Probing Nanomechanical Properties of a Shale with Nanoindentation: Heterogeneity and the Effect of Water–Shale Interactions

Abstract

The mechanical properties of shale are critical for the extraction of gas and oil from nanoporous shale. In this study, nanoindentation tests with the accelerated property mapping mode were used to obtain the localized quantitative mechanical properties (the elastic modulus and hardness) of the tested shale sample. X-ray diffraction was used to analyze the bulk mineral composition. The Gaussian mixture model and k-means algorithm were used to fit the data and identify distinct mineral phases based on load–displacement curves.
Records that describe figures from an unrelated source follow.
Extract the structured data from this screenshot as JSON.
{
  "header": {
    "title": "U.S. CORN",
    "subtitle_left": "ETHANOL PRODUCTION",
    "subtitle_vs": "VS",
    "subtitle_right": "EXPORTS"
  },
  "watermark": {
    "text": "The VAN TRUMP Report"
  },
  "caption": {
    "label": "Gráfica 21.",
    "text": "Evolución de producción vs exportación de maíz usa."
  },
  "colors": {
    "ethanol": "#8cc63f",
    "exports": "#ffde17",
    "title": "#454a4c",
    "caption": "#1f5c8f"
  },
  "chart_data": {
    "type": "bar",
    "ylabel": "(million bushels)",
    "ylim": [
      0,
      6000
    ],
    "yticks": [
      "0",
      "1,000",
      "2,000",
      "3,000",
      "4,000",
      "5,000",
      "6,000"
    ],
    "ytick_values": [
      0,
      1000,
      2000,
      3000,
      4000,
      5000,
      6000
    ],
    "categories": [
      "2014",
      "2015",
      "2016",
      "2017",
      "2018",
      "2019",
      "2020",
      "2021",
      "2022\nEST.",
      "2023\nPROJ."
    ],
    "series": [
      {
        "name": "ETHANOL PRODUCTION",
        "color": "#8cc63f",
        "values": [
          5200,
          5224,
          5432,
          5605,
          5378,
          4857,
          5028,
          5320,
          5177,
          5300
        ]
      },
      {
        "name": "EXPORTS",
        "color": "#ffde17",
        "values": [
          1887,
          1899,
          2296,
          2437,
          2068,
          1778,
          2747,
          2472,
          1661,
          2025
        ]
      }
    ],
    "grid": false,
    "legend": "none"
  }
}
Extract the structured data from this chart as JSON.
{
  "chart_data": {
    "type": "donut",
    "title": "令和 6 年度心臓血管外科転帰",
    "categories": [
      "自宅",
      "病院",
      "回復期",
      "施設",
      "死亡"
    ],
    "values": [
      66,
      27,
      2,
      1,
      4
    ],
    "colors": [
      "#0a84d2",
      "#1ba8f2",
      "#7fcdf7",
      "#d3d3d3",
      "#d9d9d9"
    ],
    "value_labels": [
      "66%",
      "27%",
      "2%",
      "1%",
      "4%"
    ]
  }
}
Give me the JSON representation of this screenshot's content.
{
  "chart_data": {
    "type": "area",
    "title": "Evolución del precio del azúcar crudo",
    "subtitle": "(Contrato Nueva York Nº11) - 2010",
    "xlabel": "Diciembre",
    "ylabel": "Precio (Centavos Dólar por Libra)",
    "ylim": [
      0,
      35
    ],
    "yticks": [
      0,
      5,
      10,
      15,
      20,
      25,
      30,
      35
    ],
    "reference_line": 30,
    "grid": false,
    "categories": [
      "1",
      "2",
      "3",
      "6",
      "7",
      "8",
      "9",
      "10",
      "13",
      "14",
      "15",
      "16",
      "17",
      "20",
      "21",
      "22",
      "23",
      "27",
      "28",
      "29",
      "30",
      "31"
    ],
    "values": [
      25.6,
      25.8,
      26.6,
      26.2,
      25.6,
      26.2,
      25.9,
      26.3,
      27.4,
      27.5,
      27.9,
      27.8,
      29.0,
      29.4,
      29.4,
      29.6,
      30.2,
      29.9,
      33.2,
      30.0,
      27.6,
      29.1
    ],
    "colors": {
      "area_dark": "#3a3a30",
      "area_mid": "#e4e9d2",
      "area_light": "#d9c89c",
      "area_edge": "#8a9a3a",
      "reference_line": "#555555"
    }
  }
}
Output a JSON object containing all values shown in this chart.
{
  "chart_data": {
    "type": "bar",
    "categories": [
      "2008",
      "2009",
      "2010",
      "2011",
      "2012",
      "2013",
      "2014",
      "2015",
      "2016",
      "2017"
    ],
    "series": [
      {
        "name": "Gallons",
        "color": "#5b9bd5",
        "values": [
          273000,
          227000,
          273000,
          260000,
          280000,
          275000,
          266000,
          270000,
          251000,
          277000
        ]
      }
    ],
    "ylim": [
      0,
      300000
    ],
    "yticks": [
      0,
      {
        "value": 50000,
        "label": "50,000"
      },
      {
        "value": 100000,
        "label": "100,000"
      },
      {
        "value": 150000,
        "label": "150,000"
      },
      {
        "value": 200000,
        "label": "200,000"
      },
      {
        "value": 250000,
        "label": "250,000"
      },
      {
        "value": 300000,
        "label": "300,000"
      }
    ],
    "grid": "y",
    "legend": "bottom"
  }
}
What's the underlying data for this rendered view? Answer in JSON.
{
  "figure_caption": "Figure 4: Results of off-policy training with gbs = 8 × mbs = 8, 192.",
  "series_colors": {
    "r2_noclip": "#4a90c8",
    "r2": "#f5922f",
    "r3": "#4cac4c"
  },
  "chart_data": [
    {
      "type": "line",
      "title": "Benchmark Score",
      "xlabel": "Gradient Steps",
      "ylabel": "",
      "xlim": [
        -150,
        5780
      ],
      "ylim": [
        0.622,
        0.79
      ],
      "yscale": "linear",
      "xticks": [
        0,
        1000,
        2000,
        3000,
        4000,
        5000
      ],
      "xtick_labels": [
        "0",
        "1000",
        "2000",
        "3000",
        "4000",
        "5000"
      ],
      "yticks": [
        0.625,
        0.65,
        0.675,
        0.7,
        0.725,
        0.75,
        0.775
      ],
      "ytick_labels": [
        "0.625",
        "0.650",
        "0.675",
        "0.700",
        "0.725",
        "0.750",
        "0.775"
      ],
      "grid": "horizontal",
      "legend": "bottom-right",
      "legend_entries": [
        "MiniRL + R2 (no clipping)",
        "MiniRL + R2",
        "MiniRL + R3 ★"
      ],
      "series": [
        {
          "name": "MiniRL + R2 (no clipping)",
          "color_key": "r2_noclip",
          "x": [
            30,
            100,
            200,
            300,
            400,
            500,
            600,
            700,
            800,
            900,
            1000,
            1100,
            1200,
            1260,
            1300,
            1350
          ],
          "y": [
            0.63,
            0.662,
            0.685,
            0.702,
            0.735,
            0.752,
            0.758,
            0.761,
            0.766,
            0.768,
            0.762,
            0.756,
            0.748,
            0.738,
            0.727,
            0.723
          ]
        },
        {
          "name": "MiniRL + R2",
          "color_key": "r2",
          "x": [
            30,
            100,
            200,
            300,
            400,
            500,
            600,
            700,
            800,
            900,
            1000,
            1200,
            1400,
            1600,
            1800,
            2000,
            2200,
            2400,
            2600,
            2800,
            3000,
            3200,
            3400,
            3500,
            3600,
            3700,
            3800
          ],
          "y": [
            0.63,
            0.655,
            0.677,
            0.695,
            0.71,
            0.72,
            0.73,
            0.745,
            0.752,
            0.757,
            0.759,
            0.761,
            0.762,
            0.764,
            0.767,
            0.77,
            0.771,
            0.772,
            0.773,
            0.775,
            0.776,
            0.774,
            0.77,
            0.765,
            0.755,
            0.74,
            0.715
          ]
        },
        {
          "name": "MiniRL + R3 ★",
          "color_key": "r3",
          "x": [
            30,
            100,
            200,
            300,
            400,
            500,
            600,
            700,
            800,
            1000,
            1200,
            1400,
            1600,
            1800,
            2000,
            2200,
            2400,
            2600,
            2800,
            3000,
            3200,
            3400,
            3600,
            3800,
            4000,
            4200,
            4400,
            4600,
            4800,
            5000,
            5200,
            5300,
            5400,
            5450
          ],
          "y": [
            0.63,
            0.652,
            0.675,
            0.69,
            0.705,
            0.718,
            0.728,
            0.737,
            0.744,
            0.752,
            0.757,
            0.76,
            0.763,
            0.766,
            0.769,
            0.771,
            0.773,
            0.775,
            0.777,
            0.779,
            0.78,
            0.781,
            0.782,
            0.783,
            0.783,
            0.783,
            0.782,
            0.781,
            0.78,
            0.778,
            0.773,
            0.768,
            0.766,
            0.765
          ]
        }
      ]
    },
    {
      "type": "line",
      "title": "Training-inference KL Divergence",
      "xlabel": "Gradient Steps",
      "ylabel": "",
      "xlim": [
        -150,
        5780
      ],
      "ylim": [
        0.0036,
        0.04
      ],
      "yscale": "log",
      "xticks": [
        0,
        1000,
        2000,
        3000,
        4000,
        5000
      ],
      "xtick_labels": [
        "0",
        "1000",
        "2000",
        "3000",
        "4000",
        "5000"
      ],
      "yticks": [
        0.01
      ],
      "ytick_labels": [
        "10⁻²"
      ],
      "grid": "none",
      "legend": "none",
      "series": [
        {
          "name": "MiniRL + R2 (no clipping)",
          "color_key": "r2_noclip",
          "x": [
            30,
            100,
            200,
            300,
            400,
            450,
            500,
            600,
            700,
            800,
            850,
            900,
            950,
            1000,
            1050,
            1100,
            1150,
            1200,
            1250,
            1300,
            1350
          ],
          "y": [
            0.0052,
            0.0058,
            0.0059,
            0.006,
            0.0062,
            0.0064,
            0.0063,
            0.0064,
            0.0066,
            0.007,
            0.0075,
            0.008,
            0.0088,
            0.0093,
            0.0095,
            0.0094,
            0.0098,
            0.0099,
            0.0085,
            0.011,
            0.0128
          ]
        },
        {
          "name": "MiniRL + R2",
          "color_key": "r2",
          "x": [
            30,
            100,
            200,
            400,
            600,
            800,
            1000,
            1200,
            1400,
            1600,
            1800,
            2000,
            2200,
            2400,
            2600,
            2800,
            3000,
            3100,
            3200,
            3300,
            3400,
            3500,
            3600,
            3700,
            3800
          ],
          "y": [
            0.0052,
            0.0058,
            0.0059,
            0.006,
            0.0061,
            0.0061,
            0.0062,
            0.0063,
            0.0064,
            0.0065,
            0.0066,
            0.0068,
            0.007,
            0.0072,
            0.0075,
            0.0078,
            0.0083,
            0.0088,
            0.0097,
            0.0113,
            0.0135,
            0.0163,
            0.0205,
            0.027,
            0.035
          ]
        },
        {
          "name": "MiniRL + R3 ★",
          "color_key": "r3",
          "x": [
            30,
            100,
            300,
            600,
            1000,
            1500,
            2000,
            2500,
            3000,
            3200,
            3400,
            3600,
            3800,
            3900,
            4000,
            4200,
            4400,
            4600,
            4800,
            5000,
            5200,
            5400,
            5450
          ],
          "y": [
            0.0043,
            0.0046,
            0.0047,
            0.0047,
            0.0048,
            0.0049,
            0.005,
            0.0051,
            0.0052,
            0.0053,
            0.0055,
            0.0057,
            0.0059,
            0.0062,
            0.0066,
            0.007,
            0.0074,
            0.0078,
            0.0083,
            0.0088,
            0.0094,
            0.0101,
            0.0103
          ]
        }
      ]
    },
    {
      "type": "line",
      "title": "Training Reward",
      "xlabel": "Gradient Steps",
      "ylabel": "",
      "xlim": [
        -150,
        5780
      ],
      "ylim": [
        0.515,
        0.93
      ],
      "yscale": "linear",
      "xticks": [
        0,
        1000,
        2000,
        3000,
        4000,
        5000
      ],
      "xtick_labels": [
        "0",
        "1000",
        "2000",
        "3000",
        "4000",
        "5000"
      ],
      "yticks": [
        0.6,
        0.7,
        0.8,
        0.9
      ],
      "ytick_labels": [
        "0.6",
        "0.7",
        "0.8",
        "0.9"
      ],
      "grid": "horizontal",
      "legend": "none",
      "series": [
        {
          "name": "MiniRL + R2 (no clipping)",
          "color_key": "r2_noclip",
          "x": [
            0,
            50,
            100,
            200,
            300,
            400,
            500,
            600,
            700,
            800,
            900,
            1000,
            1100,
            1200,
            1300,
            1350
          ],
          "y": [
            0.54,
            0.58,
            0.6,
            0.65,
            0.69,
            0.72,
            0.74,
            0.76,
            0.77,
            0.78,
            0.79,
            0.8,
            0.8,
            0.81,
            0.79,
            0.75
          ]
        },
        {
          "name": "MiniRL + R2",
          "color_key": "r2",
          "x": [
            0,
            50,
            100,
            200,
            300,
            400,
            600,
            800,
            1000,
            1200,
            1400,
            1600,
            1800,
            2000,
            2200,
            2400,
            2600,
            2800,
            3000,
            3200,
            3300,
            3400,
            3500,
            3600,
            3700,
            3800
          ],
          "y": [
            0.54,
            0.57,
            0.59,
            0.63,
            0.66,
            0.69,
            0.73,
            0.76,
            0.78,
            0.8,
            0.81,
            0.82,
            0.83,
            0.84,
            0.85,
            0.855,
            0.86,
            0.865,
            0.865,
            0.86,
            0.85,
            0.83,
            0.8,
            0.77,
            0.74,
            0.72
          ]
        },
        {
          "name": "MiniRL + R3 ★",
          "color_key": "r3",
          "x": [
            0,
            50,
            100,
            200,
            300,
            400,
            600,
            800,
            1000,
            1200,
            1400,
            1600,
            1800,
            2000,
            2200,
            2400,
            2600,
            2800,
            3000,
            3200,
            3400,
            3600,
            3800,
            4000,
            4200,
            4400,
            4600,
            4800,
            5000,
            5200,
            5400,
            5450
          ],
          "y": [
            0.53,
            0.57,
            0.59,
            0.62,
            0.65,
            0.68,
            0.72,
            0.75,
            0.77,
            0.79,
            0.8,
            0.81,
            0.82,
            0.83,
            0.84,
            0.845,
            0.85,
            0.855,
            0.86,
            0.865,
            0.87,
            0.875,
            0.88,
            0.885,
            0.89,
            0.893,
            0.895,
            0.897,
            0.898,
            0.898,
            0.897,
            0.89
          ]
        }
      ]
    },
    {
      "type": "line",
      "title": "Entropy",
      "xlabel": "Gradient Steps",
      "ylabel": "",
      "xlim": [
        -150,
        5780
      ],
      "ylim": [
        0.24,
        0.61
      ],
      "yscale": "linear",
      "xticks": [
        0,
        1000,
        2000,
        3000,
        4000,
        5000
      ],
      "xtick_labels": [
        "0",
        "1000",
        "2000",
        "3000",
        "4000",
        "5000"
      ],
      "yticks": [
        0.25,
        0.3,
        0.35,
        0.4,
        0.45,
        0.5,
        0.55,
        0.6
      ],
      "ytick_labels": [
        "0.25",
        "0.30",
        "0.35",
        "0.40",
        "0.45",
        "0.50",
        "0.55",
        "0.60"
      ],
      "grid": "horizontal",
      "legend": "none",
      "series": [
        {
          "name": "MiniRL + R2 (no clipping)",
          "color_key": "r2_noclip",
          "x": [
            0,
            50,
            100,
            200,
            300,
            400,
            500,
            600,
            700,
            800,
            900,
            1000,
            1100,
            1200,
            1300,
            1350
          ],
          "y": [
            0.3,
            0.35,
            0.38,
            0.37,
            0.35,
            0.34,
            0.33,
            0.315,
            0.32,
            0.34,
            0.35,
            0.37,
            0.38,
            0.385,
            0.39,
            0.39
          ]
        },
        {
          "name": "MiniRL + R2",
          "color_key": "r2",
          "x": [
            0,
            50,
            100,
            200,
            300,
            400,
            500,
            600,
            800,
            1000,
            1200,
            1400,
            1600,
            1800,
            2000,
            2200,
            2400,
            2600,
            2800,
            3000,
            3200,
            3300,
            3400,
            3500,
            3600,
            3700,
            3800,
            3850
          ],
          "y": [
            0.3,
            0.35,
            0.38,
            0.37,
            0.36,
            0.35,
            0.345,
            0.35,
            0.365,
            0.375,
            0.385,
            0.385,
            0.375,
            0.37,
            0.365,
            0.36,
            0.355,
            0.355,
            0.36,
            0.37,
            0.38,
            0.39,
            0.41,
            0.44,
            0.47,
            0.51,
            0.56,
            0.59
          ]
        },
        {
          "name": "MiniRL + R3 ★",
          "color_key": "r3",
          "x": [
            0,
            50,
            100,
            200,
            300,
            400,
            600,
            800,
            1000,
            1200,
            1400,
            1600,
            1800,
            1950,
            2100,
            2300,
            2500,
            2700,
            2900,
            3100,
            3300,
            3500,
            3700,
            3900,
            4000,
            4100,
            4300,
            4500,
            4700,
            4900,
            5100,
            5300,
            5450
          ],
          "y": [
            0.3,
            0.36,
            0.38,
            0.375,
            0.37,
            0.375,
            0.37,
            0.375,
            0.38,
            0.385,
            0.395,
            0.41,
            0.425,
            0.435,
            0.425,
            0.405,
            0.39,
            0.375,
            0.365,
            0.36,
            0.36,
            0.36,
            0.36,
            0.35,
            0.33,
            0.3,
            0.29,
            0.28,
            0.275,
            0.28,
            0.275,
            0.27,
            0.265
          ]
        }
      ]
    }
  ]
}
Three clusters of different mineral phases were recognized through nanoindentation curves. Experimental results and analyses show that the nanomechanics of shale are conditioned by the mineral composition and its spatial distribution. The spatial distribution of the elastic modulus and hardness showed the high heterogeneity of shale at the nano-to-micron scale, closely related to its localized mineralogical distribution and microstructures. It was found that the plastic work induced in the nanoindentation process was different between the three mineral clusters with a plastic work ratio of 0.06–0.18, 0.32–0.38, and 0.46–0.53 in high-, medium- and low-hardness clusters, respectively. A two-term exponential relationship was observed between hardness and plastic work. For the tested Marcellus shale, obvious mechanical weakening was observed after 20 days of water vapor treatment. The elastic modulus of shale exhibited a reduction of 0.6–15%, and the hardness decreased by 8.6–17.8%. Further investigation is recommended to quantify the variations in its indent-specified mechanical properties and its direct relationship with localized mineralogy and microstructure.